2.6.1 CTs filiadas à cruz azul no brasil

2.6.1.2 O CERENE de Palhoça

O CERENE de Palhoça, município pertencente à grande Florianópolis, foi fundado no dia 23 de maio de 1995. Situado às margens da BR 101, na Praia de Fora, no topo de um morro que confere a todos os seus visitantes uma bela vista. Em uuma área de 610 hectares, junto ao Morro do Cambirela, dispõe da seguinte edificação: Na Ala 1 no andar superior de uma casa com varandas, sala de reuniões, seis salas de atendimento, dois banheiros, recepção e depósito. No andar térreo encontra-se a enfermaria, sala de plantão, sala de televisão/terapia, varanda, refeitório, cozinha, depósito de produtos de limpeza, depósito de gêneros alimentícios e sala de freezers. Na Ala II do piso superior estão situados: um quarto para funcionários, seis quartos para 26 residentes e cinco banheiros. No térreo desta ala estão dois quartos para funcionários, seis quartos para 26 residentes, além de banheiros. No andar térreo existem dois quartos para funcionários, seis quartos para 17 residentes e três banheiros. A ALA III do andar superior dispõe de sala de laborterapia, sala de aula/terapia, sala para artesanato, dois banheiros e quitinete. No térreo está a casa de moradia pra funcionário e família. As ALAs IV e V são destinadas à casa dos colaboradores. A ALA VI é para o acolhimento em república para 12 pessoas com banheiros, auditório, sala de música, depósito e processamento de frutas e verduras. A ALA VII, destinada à residência mista, conta com sala de aula, banheiros, duas residências para colaboradores e depósito para materiais diversos. A Unidade conta ainda com área de esportes, açudes, galpões de madeira para depósitos diversos, almoxarifado, criação de frangos, galinhas poedeiras, área de lazer e oficinas.

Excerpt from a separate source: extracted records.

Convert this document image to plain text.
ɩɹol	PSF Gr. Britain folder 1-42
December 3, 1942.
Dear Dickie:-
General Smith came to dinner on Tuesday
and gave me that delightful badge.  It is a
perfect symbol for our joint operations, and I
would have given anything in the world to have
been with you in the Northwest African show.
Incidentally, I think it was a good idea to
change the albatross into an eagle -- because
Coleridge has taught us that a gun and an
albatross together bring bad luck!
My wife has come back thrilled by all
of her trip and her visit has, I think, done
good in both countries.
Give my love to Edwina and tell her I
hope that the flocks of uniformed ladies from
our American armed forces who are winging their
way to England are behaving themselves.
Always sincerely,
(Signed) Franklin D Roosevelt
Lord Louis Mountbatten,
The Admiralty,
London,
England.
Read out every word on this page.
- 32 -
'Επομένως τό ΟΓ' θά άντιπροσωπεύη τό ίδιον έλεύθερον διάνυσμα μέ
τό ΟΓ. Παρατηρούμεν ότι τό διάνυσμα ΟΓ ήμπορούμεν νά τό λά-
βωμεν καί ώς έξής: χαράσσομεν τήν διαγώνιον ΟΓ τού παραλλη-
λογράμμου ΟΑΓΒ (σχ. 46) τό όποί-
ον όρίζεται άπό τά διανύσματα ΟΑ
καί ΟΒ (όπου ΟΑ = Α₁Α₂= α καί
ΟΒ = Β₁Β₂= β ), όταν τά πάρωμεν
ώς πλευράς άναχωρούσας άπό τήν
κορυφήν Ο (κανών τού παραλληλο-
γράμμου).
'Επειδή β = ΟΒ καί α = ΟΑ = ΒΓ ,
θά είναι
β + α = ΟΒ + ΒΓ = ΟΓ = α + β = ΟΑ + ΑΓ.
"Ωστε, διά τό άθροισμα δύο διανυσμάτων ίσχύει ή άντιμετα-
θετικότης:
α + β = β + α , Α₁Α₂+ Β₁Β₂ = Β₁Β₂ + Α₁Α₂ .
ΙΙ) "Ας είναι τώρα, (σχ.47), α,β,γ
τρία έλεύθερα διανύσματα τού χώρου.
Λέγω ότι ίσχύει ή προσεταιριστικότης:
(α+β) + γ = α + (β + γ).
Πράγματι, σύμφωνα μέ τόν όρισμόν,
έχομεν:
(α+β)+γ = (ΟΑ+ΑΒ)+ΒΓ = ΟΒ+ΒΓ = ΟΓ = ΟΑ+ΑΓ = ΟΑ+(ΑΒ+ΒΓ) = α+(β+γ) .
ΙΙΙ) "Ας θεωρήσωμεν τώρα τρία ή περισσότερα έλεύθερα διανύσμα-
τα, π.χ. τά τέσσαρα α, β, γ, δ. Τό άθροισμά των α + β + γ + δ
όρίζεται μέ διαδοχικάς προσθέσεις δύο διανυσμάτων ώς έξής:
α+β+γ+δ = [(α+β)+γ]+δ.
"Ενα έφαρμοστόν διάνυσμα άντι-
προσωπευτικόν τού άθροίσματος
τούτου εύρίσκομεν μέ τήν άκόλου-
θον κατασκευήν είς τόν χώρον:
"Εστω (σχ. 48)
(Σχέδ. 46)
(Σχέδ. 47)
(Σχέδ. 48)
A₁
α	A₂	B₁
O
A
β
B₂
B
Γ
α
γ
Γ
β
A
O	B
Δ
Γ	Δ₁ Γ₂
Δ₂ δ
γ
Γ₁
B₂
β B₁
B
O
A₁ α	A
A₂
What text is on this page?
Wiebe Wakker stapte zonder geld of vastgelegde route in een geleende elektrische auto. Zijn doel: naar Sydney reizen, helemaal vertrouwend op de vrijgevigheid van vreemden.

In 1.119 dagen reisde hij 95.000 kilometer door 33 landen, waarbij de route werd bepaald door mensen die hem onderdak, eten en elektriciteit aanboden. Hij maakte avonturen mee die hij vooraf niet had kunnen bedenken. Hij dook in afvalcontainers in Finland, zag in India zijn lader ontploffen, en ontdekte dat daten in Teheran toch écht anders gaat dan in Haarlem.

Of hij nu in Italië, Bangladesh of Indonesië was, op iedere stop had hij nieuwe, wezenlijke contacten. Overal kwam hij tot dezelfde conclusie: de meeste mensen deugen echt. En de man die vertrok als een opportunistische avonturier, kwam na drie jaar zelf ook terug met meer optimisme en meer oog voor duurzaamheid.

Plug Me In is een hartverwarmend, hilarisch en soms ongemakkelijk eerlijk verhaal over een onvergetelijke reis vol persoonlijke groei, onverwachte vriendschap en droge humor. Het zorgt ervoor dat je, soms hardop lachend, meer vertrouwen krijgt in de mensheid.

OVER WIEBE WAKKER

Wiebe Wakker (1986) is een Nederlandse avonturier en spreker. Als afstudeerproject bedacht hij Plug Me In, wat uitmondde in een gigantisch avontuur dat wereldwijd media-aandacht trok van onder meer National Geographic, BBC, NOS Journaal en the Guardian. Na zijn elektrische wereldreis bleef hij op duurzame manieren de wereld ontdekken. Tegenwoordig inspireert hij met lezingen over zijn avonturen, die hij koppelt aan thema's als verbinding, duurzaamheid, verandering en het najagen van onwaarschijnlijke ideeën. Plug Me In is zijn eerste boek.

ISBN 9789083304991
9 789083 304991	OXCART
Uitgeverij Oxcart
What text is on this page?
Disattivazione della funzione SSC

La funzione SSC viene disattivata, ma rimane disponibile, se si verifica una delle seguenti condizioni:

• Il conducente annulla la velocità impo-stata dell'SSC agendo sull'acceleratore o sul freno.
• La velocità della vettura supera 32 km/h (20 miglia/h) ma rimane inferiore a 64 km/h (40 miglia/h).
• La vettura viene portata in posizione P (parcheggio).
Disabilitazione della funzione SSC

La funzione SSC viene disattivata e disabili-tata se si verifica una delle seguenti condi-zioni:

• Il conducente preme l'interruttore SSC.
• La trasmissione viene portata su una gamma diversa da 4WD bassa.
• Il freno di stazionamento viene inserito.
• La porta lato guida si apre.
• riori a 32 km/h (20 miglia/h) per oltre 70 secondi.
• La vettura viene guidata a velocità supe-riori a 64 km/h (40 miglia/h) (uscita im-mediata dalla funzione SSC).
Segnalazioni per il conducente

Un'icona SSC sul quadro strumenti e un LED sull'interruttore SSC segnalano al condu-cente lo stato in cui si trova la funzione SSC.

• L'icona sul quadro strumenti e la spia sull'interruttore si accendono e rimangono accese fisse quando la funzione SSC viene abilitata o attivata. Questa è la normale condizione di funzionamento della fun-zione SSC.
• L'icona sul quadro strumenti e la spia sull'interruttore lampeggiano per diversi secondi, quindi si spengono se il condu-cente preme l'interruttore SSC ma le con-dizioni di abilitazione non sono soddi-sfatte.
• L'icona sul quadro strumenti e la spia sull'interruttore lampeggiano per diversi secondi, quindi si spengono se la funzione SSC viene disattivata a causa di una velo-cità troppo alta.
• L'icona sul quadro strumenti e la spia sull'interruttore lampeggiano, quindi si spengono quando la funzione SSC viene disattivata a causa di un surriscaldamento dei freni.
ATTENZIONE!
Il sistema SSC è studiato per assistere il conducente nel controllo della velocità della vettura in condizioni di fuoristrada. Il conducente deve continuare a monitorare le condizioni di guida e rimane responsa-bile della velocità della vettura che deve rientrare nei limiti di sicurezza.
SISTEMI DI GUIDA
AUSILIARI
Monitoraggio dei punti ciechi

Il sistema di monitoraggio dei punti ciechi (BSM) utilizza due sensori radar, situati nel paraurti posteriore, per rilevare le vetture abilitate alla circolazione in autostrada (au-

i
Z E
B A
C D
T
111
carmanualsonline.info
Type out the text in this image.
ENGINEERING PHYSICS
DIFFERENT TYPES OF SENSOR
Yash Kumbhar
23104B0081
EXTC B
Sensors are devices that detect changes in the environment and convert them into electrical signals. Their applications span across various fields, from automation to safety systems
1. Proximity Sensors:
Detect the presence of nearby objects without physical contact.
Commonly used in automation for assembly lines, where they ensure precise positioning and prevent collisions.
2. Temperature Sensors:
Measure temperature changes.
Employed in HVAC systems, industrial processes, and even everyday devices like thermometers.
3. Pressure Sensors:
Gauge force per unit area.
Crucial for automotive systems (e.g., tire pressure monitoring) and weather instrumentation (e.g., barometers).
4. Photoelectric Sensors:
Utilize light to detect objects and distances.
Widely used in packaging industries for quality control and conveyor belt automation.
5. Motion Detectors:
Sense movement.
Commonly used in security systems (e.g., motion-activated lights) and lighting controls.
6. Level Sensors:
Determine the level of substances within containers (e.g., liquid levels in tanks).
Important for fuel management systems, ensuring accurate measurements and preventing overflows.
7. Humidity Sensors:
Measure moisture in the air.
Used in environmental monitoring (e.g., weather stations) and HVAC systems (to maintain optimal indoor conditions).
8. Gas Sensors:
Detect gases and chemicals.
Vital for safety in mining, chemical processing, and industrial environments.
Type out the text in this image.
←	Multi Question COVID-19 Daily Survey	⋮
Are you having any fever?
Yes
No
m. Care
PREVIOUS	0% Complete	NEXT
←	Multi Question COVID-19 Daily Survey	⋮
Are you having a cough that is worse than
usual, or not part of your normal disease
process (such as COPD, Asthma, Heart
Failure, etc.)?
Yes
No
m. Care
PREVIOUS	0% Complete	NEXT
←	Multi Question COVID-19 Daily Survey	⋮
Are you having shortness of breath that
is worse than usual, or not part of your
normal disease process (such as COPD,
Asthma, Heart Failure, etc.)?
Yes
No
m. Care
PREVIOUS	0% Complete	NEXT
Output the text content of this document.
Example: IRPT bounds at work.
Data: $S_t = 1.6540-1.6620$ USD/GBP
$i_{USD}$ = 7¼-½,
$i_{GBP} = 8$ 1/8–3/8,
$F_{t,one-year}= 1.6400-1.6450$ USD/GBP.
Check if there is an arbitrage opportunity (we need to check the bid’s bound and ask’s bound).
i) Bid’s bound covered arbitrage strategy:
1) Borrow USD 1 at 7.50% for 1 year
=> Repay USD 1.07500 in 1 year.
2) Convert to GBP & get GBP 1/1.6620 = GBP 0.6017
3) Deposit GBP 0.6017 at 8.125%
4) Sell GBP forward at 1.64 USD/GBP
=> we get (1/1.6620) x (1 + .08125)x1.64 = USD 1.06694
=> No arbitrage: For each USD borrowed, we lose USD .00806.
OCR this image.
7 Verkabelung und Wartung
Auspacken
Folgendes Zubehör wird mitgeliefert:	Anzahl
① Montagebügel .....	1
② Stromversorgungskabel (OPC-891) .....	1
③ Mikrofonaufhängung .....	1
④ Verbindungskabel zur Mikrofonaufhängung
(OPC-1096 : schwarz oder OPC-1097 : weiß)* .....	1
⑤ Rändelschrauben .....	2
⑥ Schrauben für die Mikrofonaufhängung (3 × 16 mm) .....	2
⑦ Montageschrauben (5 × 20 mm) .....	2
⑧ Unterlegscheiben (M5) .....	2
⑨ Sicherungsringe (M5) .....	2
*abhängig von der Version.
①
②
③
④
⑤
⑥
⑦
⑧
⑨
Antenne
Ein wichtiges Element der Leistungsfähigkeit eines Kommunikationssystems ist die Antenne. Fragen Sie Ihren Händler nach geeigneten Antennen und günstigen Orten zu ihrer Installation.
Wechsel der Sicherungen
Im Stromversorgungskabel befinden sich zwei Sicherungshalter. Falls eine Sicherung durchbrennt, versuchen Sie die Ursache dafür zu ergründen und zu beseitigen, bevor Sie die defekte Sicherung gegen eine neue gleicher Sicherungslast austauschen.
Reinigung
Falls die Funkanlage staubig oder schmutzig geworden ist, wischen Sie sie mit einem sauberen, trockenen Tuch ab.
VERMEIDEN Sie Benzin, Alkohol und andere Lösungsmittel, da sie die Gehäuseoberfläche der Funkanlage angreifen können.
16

Os alojamentos em Palhoça segundo CERENE (2011, p.51) são em alvenaria, com quartos coletivos de doia até quatro pessoas, com banheiro coletivo. A cozinha está dimensionada para servir até 200 refeições/dia e o refeitório tem espaço para cerca de 80 pessoas. Há de se considerar que, no universo pesquisado, todas as instituições do CERENE ou a ela filiadas, bem como a Comunidade Terapêutica Fazenda Esperança dispõem de Alvará Sanitário3 atualizado.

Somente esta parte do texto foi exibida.